Philipp II., der sich mit für die Zeit ungewöhnlicher
Entschlossenheit über die kanonischen Rechtsvorschriften hinwegsetzte,
ging gleichwohl eine neue Ehe ein (Agnes
von Meran, 1196). Bald nach der Amtseinführung (1198)
wandte sich Papst Innozenz III. entschieden gegen den König und entsandte
einen Legaten, der schließlich das Interdikt über Frankreich
verhängte (Dezember 1199), das aber wieder aufgehoben wurde, nachdem
der König die Absicht bekundet hatte, die mittlerweile auf Etampes
internierte Ingeborg von Dänemark
künftig korrekt zu behandeln. Nach dem Mißlingen eines durch
den König iniierten Scheidungsprozessses (Soissons, 1201) versuchte
Philipp,
Ingeborgs
Widerstand durch strenge Haft und unwürdige Behandlung zu brechen.
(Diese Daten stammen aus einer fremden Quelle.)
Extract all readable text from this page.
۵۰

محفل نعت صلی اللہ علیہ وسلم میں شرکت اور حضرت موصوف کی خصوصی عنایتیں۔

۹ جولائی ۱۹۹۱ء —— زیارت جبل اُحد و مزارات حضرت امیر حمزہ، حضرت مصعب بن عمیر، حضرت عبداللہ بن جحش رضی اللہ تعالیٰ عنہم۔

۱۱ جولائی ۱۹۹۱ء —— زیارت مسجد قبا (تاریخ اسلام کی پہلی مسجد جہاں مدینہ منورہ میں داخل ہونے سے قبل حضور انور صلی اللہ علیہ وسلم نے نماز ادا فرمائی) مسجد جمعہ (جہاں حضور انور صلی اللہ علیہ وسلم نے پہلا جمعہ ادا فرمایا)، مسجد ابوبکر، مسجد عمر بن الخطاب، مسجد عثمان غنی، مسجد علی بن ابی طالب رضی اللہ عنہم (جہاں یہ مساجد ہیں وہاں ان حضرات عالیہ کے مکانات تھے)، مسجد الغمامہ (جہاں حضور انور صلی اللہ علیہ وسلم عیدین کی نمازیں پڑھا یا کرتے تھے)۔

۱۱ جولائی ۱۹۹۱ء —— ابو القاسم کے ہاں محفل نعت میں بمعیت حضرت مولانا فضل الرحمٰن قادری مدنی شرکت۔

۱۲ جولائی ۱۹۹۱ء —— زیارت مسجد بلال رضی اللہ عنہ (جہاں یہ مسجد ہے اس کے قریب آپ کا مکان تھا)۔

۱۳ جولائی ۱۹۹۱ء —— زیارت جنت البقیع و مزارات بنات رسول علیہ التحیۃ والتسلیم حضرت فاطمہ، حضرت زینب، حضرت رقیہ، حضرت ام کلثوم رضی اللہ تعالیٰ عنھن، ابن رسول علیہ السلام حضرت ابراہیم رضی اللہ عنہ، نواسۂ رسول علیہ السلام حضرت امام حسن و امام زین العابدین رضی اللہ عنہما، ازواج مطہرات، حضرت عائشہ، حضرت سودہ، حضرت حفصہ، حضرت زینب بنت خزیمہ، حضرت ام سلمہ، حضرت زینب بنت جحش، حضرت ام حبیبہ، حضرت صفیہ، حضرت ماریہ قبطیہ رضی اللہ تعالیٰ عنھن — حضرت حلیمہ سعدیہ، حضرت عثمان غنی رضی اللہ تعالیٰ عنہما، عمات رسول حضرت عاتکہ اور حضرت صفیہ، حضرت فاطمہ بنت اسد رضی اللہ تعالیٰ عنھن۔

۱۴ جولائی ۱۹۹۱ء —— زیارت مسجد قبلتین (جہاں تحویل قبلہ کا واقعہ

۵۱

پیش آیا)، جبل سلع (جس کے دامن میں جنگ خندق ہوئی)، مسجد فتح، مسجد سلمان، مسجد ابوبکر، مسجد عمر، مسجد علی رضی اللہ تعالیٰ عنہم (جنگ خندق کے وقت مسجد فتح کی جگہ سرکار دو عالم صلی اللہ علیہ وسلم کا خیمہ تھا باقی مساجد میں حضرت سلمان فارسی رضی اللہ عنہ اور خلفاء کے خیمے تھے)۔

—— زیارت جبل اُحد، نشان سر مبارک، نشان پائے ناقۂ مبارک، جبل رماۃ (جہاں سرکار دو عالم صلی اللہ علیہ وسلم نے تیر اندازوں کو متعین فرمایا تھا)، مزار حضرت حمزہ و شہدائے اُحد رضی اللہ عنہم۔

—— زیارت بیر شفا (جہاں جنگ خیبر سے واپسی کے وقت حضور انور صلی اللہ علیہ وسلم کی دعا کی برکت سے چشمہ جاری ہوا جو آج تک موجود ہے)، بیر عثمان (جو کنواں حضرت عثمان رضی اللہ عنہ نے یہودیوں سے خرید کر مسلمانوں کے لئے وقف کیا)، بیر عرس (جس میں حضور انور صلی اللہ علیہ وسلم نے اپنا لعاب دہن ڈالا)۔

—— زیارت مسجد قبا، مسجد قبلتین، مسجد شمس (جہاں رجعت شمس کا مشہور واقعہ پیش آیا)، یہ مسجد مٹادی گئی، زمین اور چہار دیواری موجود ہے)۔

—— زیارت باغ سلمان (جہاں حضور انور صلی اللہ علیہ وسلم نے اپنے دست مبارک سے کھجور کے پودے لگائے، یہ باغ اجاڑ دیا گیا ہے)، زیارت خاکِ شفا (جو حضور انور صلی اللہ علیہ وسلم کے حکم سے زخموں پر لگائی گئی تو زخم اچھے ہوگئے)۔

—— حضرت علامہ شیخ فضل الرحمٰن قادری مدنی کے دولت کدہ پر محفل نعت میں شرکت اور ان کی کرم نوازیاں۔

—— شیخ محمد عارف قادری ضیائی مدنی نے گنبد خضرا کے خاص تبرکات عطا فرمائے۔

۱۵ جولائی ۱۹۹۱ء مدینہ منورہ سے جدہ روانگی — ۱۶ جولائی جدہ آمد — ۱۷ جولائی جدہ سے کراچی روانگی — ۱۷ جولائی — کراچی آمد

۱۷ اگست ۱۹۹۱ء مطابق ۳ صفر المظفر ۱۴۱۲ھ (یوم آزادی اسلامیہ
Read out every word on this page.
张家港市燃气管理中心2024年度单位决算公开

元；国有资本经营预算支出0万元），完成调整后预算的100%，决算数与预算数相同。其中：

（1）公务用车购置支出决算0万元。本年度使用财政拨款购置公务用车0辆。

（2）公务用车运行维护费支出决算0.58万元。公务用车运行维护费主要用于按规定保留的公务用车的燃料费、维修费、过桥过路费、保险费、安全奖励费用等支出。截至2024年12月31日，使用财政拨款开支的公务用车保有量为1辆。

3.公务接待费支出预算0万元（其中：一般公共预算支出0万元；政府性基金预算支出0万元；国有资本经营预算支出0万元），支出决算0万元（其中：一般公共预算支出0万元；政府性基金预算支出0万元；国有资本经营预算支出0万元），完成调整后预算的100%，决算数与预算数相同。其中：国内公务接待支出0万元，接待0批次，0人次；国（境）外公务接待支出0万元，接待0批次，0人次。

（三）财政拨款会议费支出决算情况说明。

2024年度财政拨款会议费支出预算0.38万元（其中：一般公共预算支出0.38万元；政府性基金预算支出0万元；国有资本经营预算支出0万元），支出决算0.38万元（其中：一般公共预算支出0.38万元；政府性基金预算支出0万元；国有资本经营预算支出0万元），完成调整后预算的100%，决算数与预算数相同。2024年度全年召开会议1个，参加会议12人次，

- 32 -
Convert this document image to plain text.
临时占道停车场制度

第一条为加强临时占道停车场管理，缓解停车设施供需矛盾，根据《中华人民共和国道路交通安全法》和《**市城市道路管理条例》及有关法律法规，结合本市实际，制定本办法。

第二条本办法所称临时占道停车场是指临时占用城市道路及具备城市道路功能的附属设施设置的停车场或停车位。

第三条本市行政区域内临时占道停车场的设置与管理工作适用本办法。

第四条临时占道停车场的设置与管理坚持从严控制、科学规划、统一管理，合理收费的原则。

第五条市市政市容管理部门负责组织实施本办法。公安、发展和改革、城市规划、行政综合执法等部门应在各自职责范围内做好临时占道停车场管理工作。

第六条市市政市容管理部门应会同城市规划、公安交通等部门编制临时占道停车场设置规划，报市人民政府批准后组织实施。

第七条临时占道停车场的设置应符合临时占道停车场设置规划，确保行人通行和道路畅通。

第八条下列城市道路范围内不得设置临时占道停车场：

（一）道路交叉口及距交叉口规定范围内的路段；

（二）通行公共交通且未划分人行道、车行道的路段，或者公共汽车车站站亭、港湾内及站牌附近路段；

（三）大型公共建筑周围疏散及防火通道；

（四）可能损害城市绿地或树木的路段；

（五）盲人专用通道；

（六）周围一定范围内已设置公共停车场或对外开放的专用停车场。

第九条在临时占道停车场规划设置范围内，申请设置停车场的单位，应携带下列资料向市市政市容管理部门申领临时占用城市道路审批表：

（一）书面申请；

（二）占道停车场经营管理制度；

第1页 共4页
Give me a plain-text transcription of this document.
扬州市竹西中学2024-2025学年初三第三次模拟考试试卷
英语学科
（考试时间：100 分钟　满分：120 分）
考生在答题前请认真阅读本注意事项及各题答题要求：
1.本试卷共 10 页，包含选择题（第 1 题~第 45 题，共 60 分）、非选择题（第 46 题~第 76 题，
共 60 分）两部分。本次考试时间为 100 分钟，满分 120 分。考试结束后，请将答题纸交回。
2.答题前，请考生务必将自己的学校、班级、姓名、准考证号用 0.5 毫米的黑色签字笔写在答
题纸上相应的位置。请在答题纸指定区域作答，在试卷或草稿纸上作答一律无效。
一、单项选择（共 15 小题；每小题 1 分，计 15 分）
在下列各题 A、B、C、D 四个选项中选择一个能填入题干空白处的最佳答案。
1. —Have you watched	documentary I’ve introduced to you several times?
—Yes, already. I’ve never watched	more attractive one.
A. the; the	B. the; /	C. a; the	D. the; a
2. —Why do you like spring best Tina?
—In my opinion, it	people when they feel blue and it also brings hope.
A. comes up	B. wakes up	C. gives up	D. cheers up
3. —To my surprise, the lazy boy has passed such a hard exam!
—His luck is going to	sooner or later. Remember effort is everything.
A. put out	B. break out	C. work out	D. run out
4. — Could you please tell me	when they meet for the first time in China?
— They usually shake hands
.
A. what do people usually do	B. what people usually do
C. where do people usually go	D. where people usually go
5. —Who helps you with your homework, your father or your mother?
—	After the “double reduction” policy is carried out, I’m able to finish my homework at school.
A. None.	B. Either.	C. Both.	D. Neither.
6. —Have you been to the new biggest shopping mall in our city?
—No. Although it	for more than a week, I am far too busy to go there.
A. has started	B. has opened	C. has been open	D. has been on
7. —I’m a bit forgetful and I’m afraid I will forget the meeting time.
1208 ersuchte er den Papst um die Scheidung. Der Papst, der stets auf Einhaltung
der kanonischen Rechtsvorschriften bestand, teilte erst im Juni 1212 dem
König abschließend mit, daß er die Ehe nicht scheiden
könne, da Ingeborg von Dänemark
unter Eid den Vollzug der Ehe erklärt hatte. Im April 1213 wurde Ingeborg
von Dänemark endlich freigelassen und wieder als Königin
anerkannt, lebte aber vom König getrennt. Ihr tragisches Schicksal,
das die Königin in tiefer Religiosität und im Bewußtsein
ihres königlichen Ranges und der Unauflöslichkeit des Ehesakraments
mit Würde ertrug, war eng mit dem Wechselspiel der großen Politik
verflochten; ihre Freilassung muß im Licht der französisch-päpstlichen
Entente gegenüber der welfisch-flandrisch-englischen
Koalition am Vorabend von Bouvines gesehen werden. - Der berühmte
Ingeborg-Psalter ist ein Hauptwerk der französischen Kunst an der
Schwelle der Gotik.
INGEBURG VON DÄNEMARK - die Tragische
* um 1175, + 27. Juli 1236
Corbeil
Zweite Gemahlin Philipps II. (Philippe Auguste) (* 1165; König: 1180-1223) Heirat: 14. August 1193 Amiens
Daß die Königinnen von Frankreich an der Seite
ihrer Könige kein einfaches Schicksal hatten, haben wir nun schon
mehrmals erfahren. Sie wurden entwürdigend und lieblos behandelt,
verstoßen, wenn sie die erwarteten Thronfolger nicht zur Welt brachten
oder der König eine neue Favoritin im Visier hatte. Auch der Lebenslauf
von Ingeburg von Dänemark, der
zweiten Gemahlin Philipps II., entwickelt
sich tragisch. Schon amTag nach der Hochzeitsnacht, dem Tag, da sie feierlich
zur Königin gesalbt wird, wird sie verstoßen, widersetzt
sich jedoch zwanzig Jahre lang den durchaus erfindungsreichen Versuchen
ihres Gemahls, sich ihrer zu entledigen, mit Erfolg. Sie überlebt
eine - aus ihrer Sicht unrechtmäßige - weitere Ehefrau ihres
Mannes und erlebt, daß sie zu einem normalen Eheleben mit dem Mann
zurückkehrt, der sie eingekerkert und verflucht hat, mit ihm letztlich
seinen Ruhm und seine Herrlichkeit teilt und schließlich gar die
Wertschätzung seines Nachfolgers findet.
Ingeburg ist eine
hübsche junge Frau von ansehnlicher Statur mit Zöpfen, die ein
weißes Gesicht, wie es Rothaarige oft haben, rahmen, als Philipp
II. sie am 14. August 1193 in der Kathedrale von Amiens heiratet.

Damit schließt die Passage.